Was steckt eigentlich in einem Computer?

Bastian Stock ist Mentor bei der „Digitalen Welt“. Der Wirtschaftsinformatiker an der Frankfurt School of Applied Science führt im Teilprojekt der „Jungen Forscher“ Grundschulkids an die Grundlagen der Informatik und das Thema Künstliche Intelligenz heran. „Die Kinder lernten durch praktische Aktivitäten, was ein Computer ist, indem wir gemeinsam einen PC auseinanderbauten und die Hardware-Komponenten identifizierten.
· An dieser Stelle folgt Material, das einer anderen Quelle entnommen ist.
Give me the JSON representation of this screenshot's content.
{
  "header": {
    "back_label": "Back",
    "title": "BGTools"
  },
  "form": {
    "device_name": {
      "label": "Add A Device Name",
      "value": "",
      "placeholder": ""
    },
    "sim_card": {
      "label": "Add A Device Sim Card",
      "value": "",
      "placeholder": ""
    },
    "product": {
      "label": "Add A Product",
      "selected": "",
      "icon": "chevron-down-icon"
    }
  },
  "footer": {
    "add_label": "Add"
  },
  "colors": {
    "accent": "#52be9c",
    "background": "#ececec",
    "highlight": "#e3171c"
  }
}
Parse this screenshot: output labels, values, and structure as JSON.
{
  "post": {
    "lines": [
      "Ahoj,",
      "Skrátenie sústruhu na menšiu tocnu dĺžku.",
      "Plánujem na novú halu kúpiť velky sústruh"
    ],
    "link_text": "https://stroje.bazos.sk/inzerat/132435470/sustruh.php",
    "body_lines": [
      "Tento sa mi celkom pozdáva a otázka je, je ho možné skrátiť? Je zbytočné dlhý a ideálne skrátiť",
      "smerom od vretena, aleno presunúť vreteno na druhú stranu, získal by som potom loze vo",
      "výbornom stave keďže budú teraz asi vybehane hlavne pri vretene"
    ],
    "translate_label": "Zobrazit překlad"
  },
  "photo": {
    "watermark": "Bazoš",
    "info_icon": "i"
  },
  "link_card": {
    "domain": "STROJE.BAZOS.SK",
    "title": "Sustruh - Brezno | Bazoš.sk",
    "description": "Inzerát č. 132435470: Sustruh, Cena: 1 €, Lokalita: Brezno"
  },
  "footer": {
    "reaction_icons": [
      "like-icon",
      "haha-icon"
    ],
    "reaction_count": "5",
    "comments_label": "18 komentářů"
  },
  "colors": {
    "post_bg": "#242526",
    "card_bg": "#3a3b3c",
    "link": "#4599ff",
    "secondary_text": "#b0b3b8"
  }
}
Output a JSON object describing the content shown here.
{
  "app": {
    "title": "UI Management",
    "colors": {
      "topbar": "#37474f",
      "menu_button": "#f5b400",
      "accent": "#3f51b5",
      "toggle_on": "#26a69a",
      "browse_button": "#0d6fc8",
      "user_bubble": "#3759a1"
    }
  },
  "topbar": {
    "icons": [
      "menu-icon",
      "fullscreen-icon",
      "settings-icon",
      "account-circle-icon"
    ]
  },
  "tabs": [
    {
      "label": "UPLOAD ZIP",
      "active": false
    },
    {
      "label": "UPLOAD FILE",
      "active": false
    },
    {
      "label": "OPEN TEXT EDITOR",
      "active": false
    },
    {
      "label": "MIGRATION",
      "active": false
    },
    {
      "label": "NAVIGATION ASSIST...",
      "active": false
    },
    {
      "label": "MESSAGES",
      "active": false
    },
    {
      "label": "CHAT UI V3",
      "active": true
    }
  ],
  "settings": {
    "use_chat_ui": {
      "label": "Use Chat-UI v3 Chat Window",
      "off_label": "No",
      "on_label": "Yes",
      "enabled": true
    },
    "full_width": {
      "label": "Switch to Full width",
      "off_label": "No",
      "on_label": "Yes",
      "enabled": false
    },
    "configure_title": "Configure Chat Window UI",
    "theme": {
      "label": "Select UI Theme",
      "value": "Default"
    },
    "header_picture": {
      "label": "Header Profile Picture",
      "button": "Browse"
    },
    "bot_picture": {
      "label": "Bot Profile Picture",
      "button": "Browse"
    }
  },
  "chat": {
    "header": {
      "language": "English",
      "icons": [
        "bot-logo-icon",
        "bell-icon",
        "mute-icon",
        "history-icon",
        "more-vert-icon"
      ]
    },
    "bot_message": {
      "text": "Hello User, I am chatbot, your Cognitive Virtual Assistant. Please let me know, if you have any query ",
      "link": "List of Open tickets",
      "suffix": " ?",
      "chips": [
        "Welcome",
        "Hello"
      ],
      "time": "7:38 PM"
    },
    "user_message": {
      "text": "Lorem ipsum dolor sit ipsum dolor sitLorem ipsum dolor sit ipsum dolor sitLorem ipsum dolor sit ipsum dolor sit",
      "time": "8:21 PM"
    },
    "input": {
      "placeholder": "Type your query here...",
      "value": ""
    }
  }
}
Der zweite Tag vertiefte das Verständnis durch spielerische Programmierübungen mit sogenannten Micro:Bits, also Minicontroller mit verschiedenen Sensoren und Aktoren wie bspw. Knöpfe, LED-Lichter, Bewegungssensoren und Midi-Lautsprecher, die man mit den eigens gebauten Programmen dann kreativ steuern konnte.“ Auch Stock sieht für sich persönlich die Teilnahme am Projekt als eine äußerst bereichernde Erfahrung: „Es war nicht nur eine Gelegenheit, mein Wissen weiterzugeben, sondern auch, selbst viel zu lernen und die Welt durch die Augen der Kinder neu zu entdecken. Die Interaktion mit den jungen Forschern hat mir gezeigt, wie wichtig es ist, frühzeitig ein Verständnis für Technologie zu fördern und die nächste Generation zu inspirieren.“ Auch die Lehrkräfte, berichtet Stock, seien begeistert und sehr engagiert gewesen, hätten das Programm in den höchsten Tönen gelobt und würden sich freuen, wenn es weitergeführt würde.